“Don’t get mad, get even.” — Animal House.
UPDATE: Following Tuesday’s good night for Democrats, the Democratic Congressional Campaign Committee released a new memo Thursday adding 11 additional Republican-held districts they now deem to be battlegrounds for 2018’s midterm elections. That includes Wisconsin’s First District.
Our Democrat(ic) acquaintances are doing a victory lap after Tuesday’s off-year elections. Good for them. Celebrate your victories, we say at the Policy Werkes. Avenge your defeats.
That Democrats won elections on the coasts — for mayor of New York City, governor of New Jersey, and various Washington State contests — should be no surprise. Virginia is the prize — it is purple at best — and it was fairly won. But let’s not get carried away, either side.
CNN solidifies its reputation as the Clinton network, braying: “Key wins by Democrats may portend an ominous future for President Trump and his party.”
“Voters delivered a forceful rebuke of President Trump and his party on Tuesday,” the New York Times tells the Manor’s In-Box. Rachel Maddow and Pajama Boy will be giddy.
Not 24 hours after polls closed, The Washington Post could divine: “Republicans seek new path after failure of Gillespie’s ‘Trumpism without Trump.'”
Ann of Althouse asks, “How do they know what Republicans are seeking based on one Republican losing a race in a blue state?” She quotes the WaPost:
The Republican Party thought it had a plan to win the governor’s mansion in Virginia: Run a mainstream candidate who could nonetheless employ the racially charged culture-war rhetoric of President Trump to turn out a white working-class base.
Yikes. Did that happen? Republicans had that as a plan? Sounds more like the Democratic Party’s plan to defeat the Republicans” — get people to believe that’s what Ed was doing. I saw [Northam’s] pickup truck ad: Scare people into thinking Republicans are heartless haters.
Nate Cohn in the New York Times damps down Democrat(ic) glee:
This time, election were held on neutral or even Democratic-leaning terrain. For that reason, it is not obvious that Tuesday’s performance represents a significant improvement over the Democrats’ showings earlier in the year. In 2018, they won’t always get the luxury of competing in such favorable districts.

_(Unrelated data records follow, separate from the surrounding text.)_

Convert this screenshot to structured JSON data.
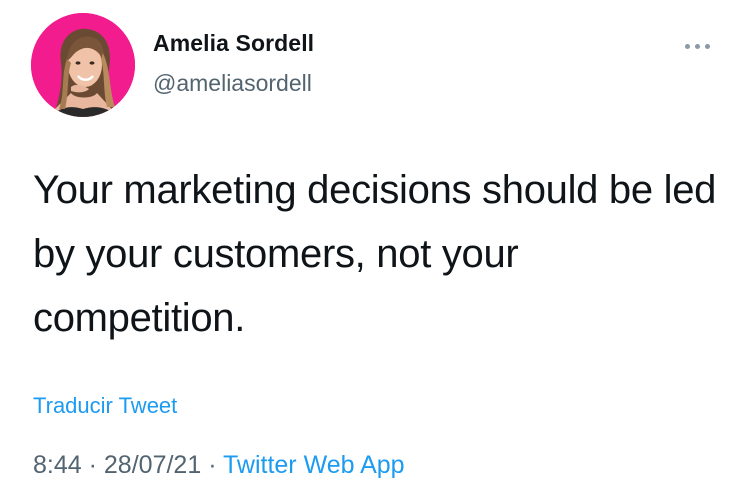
{
  "tweet": {
    "author": {
      "display_name": "Amelia Sordell",
      "handle": "@ameliasordell",
      "avatar_icon": "profile-photo-avatar"
    },
    "more_icon": "more-options-icon",
    "text": "Your marketing decisions should be led by your customers, not your competition.",
    "translate_label": "Traducir Tweet",
    "time": "8:44",
    "separator": "·",
    "date": "28/07/21",
    "source": "Twitter Web App"
  },
  "colors": {
    "accent": "#1d9bf0",
    "avatar_background": "#f21c8f",
    "text_primary": "#0f1419",
    "text_secondary": "#536471"
  }
}
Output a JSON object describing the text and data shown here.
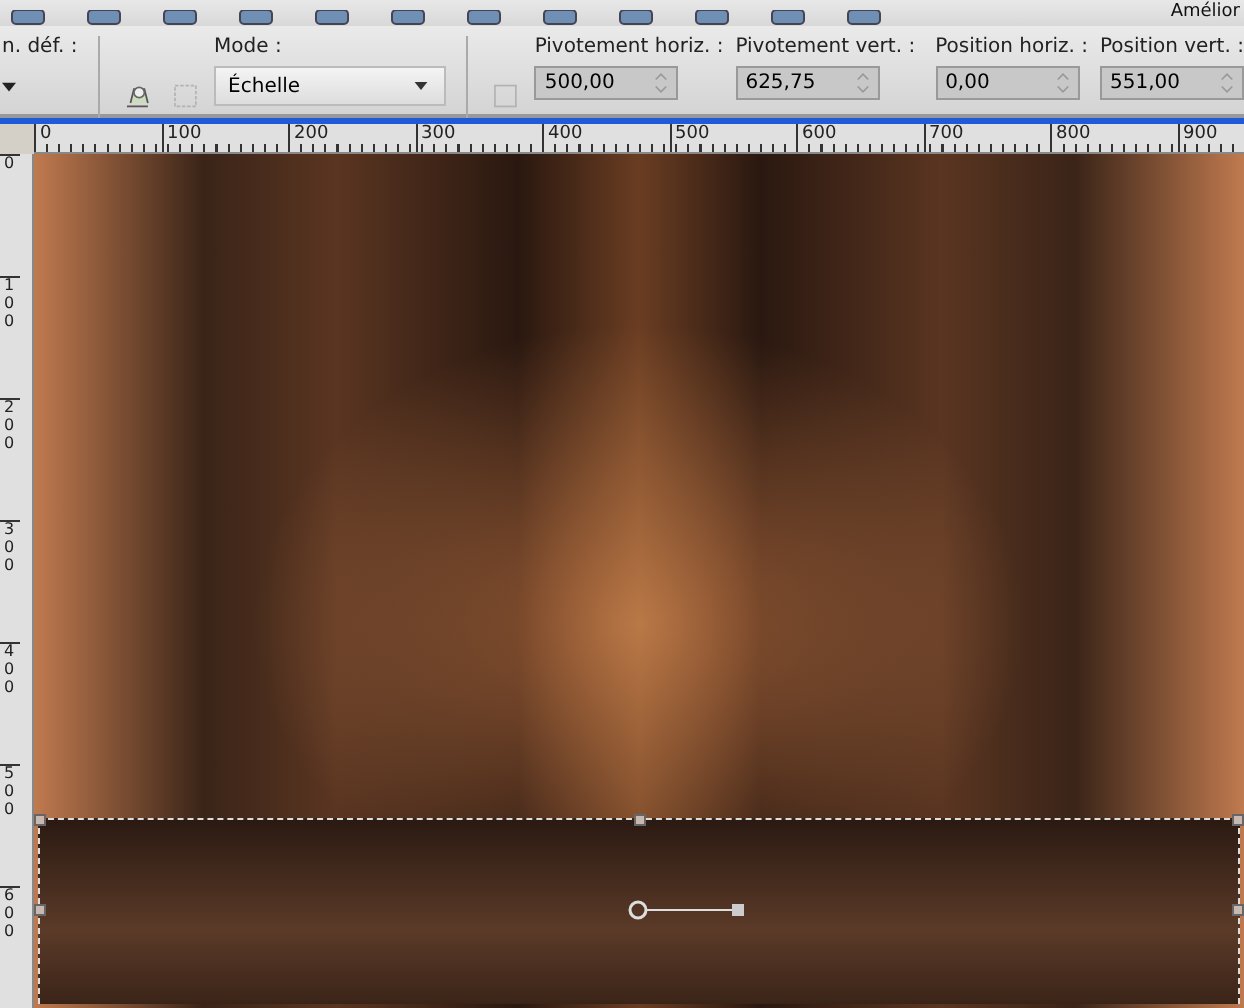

Winner no Bernie Sanders clone
The winning Democrat, Ralph Northam, had a strong Virginia/Southern pedigree: Virginia Military Institute graduate (Stonewall Jackson’s alma mater) and military service. But Northam is more than Hillary Clinton with a hard hat and Paul Ryan’s Wisconsin challenger Randy Bryce is no Ralph Northam. (See: “Putting a hard hat on a socialist.”)
As the race tightened Northam promised to ban sanctuary cities in his state, reversing an earlier position. After calling Trump “a narcissistic maniac,” he softened his tone to promising to work with the President. He supports a petroleum pipeline through his state and opposes “single payer” health care.
On the other hand, Northam opposes school choice, supports the $15 minimum wage, and is supported by the abortion lobby.
Virginia had a chance to elect a Democrat the Bernie Sanders/Randy Bryce/Nicholas Maduro mold.
Tom Perriello was their Great White Hope. John Nichols’ publication, The Nation, praised the man’s “starkly progressive agenda.” Perriello was backed by the likes of Bernie Sanders, Elizabeth Warren, Bill McKibben, and Rosa DeLauro. Perriello’s major funder? George Soros. But Mr. P. lost the Dem primary election, big time (59-41%).
Truth is, losing Republican candidate Ed Gillespie kept his distance from Trump (thus the WaPost’s “Trumpism without Trump”), a fact the President tweeted from Korea last night. Whether a full-on embrace with this most unusual president would have helped or hurt is conjecture.
Blaska’s Bottom Line: Gillespie is a George W. Bush man. But then, so is Northam. He voted for George W. both times.